Dance was that outlet. I was always incredibly active with soccer, tae kwon do, and gymnastics, but dance somehow reached that lost little speck of dust inside me and transformed it into something more. I finally felt unified – mind, spirit, and body – and that resounding fullness inspired me to believe in myself. Through dance I was able to push my physical capacity beyond my perceived limitations, discovering an ever growing sense of possibility. But the detail that elevated my entire perspective was when I first considered how dance can be our body’s language – our body’s voice. Through dance we can tap into our more primal self, and we can let our bodies express our innermost feelings in their purest form. Through dance I was finally able to recognize my prevailing insecurities and start addressing them one by one. I found confidence, I was whole, and I felt a sense of purpose.

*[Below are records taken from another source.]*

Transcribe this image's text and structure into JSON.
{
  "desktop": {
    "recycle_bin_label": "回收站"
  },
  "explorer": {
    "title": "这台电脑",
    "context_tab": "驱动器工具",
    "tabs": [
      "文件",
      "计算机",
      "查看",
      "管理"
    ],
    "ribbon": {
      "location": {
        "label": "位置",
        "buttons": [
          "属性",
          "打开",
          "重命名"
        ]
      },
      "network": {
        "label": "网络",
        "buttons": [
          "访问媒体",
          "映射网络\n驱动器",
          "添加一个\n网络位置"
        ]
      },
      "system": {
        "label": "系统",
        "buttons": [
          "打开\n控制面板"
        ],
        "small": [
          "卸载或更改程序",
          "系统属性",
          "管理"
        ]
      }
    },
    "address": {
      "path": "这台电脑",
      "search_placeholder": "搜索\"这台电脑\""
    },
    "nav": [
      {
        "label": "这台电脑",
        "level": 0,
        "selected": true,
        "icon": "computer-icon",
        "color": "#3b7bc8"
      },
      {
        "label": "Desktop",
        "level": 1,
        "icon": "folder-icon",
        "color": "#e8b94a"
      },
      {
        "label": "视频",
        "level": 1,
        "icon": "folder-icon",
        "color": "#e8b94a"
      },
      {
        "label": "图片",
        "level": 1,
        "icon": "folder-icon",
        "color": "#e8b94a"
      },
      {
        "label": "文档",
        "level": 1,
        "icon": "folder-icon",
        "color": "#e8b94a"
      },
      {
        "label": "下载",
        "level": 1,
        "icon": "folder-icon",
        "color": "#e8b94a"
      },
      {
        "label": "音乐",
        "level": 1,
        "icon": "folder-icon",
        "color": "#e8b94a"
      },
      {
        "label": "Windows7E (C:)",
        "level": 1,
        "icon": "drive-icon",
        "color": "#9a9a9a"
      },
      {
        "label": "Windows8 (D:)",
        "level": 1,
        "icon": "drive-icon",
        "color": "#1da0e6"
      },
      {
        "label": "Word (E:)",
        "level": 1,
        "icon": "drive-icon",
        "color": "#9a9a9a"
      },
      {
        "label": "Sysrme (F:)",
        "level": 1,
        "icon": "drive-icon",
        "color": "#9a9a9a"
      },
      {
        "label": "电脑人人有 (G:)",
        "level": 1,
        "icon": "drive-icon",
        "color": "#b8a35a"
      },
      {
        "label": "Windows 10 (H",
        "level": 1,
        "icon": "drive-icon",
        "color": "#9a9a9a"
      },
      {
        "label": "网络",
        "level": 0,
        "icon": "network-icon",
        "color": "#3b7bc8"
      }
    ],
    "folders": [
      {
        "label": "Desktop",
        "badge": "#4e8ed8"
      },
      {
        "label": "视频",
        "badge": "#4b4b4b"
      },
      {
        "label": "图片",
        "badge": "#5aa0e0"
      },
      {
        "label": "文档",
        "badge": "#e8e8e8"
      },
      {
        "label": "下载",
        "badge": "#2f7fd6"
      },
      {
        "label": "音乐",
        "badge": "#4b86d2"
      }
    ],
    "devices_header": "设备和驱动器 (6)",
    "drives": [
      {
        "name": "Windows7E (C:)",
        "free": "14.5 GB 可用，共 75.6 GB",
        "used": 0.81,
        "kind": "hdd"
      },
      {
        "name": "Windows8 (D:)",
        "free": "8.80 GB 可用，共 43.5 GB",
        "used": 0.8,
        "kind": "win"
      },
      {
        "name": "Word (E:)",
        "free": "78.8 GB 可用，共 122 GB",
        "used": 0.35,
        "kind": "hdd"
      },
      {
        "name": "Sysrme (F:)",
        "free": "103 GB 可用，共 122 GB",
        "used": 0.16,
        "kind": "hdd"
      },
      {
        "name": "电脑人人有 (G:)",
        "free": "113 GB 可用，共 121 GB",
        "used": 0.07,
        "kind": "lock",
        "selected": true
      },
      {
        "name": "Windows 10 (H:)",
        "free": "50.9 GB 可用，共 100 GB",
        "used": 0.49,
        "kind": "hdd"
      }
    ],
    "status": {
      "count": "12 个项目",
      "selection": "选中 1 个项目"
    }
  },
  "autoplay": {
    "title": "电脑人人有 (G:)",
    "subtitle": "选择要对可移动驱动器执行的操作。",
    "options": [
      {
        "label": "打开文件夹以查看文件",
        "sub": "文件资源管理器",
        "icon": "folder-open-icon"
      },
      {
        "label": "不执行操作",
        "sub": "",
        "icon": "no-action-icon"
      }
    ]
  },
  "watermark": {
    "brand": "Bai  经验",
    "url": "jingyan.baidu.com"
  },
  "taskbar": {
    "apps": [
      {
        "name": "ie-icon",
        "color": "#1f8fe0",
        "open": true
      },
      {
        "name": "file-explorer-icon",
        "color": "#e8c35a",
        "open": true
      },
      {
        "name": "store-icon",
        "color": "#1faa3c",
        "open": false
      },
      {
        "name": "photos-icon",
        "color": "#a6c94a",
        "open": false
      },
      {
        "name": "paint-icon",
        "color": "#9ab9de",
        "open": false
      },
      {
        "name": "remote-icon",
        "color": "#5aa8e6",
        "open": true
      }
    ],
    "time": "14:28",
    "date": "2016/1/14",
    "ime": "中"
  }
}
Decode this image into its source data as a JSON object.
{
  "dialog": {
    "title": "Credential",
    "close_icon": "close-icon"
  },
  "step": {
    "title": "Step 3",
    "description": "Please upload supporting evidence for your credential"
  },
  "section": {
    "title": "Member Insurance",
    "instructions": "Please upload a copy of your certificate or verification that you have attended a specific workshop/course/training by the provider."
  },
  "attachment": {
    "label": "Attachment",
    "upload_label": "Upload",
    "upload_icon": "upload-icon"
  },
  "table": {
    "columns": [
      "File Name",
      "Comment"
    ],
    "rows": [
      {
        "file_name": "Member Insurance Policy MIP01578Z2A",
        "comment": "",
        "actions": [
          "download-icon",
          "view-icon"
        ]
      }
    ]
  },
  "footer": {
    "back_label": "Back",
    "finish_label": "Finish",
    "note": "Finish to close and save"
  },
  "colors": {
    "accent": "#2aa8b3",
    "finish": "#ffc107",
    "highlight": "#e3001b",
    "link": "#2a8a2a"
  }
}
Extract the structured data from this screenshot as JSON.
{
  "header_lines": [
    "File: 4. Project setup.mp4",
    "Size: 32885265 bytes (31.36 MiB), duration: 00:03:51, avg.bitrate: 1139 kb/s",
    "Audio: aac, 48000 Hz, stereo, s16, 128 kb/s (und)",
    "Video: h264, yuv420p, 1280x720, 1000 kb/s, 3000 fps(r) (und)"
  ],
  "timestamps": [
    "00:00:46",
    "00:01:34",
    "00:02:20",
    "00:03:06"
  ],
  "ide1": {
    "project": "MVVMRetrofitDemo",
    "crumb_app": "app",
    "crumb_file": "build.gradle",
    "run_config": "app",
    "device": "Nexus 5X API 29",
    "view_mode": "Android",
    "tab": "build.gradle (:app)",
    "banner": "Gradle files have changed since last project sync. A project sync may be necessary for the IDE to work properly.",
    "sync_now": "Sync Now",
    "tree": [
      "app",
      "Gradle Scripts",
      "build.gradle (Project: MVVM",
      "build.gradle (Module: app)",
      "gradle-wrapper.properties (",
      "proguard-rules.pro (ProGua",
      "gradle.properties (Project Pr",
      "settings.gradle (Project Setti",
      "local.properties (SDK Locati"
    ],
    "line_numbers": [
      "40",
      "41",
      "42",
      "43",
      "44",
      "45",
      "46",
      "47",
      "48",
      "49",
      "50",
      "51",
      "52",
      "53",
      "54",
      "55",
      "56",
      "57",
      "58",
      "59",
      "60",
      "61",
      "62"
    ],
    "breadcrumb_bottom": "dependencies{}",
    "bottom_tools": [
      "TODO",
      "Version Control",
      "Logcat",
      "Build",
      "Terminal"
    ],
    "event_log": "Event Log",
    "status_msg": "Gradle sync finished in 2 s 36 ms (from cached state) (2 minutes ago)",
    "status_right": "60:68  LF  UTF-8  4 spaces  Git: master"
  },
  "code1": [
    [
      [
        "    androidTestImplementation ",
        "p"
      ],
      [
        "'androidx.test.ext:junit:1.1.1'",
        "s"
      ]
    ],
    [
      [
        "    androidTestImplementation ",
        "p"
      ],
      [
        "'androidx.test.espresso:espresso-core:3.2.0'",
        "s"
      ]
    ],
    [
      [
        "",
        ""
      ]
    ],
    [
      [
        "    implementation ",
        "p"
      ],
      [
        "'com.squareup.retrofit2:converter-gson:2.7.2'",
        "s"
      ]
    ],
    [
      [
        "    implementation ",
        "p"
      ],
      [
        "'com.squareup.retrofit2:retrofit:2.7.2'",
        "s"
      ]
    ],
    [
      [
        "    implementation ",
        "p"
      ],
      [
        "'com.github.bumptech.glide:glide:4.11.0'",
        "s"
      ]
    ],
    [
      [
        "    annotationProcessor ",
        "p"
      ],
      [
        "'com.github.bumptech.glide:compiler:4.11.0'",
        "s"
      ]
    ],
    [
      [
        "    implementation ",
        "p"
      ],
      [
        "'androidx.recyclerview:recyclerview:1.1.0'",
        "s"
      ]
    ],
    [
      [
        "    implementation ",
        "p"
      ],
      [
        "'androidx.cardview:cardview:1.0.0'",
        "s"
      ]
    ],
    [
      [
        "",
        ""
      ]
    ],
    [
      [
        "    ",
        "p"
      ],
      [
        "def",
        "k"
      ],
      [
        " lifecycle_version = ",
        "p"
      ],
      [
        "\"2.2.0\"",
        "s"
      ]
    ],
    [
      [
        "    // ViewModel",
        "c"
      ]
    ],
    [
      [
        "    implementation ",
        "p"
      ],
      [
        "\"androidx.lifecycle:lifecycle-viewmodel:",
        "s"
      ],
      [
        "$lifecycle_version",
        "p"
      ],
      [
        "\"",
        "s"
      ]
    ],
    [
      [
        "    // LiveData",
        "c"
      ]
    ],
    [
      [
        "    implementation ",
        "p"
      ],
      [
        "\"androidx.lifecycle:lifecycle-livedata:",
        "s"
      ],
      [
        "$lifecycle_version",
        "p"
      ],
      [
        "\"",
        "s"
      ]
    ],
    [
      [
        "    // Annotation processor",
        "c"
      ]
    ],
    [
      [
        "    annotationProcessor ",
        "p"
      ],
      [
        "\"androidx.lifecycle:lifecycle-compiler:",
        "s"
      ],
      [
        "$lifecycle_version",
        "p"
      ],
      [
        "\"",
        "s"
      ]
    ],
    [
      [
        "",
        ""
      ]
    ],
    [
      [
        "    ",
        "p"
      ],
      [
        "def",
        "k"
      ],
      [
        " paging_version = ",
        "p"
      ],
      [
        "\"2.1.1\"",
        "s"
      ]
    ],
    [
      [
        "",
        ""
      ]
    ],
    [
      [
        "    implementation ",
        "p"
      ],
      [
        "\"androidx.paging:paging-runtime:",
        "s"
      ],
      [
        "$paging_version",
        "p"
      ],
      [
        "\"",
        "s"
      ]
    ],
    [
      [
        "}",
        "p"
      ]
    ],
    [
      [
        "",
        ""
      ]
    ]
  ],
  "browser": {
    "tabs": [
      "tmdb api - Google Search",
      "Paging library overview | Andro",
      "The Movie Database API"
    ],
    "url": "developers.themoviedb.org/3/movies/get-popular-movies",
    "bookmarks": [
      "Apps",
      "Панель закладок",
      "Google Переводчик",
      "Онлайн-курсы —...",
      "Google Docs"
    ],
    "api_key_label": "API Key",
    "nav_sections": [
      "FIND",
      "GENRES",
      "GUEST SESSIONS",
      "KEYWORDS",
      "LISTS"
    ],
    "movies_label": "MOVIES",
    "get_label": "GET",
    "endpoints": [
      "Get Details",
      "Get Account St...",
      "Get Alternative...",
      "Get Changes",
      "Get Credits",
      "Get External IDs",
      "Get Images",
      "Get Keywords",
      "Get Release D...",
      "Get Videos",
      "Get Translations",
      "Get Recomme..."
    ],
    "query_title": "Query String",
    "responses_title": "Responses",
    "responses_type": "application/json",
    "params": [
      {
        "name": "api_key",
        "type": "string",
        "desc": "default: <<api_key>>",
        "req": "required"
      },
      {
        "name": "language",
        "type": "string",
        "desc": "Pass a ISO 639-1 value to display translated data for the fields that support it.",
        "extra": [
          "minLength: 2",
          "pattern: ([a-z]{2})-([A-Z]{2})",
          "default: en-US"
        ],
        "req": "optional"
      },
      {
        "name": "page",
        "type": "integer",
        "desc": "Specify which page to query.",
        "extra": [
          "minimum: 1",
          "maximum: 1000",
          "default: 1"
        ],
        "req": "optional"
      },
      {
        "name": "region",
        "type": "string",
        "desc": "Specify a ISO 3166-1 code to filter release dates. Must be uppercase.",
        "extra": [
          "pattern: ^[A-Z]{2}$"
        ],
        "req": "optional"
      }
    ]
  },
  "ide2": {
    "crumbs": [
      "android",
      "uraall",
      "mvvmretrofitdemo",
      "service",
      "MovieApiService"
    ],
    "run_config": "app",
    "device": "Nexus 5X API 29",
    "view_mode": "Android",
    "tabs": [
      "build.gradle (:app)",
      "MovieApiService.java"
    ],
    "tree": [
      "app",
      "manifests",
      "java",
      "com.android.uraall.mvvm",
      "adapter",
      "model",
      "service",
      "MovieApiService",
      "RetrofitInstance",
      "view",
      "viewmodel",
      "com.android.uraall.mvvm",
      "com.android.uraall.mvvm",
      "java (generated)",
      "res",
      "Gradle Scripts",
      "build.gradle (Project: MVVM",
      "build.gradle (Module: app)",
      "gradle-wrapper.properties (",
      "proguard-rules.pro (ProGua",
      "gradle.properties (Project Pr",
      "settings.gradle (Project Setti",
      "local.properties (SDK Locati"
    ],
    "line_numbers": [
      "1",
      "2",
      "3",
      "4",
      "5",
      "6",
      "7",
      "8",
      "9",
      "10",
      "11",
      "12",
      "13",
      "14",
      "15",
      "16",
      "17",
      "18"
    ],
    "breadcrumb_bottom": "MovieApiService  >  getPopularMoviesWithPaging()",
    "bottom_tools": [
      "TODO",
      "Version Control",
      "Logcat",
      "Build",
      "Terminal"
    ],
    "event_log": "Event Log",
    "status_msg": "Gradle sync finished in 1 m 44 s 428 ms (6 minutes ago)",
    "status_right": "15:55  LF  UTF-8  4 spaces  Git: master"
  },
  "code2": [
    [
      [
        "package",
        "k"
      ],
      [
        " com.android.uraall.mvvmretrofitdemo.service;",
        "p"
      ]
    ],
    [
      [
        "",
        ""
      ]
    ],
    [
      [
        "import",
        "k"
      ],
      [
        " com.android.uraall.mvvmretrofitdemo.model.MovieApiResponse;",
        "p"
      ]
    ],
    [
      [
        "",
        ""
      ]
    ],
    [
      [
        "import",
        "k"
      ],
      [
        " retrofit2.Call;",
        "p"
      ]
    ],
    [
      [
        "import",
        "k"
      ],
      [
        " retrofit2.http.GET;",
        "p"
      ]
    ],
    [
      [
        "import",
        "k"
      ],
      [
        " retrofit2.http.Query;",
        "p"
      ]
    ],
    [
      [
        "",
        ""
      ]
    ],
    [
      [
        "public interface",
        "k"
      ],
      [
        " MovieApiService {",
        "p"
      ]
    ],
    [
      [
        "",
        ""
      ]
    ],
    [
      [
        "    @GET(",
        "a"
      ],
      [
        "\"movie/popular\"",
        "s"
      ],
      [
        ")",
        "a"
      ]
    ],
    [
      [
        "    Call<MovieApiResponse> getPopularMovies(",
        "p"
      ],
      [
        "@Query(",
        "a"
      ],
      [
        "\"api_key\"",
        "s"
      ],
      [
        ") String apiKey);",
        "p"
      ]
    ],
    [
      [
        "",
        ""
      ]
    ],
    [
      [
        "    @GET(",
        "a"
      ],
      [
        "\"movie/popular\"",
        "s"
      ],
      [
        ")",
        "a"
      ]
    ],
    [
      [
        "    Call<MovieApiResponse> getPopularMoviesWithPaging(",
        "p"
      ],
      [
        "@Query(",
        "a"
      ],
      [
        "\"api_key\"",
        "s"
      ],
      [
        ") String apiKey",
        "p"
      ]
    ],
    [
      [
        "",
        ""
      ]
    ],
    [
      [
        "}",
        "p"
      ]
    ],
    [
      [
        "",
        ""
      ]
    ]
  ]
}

The abuse I suffered as a child will always be a significant part of my life story; there’s no way to change that. It’s even harder recognizing so many people in this world have suffered, or still suffer, through similar circumstances. I was lucky to find the support and outlets I needed to move forward, but what worked for me might not work for someone else. Every battle is different, and consequently our paths through recovery will vary as well. And while part of me wished the abuse had never happened, I know without that experience I would have become someone very different. It was a time in my life that I understood uniquely through my own perspective, and its wake has influenced every moment of my life since.

My hope in sharing my story is to help other victims see that it is possible to overcome abuse; it is possible to regain control of your body and your life. If you have suffered, know that you are never alone and you are not broken. It’s often the ugliest parts of our past that bring forward our most brilliant qualities. We all process and experience life in our own way, and it’s those distinctly individual perspectives that make this world ever the more beautiful. Your body, mind, and spirit are your own. Treasure them, nurture them, and cultivate the person you want to become, no matter what struggles you encounter along the way. You are the only you in the world, and that is beautiful.”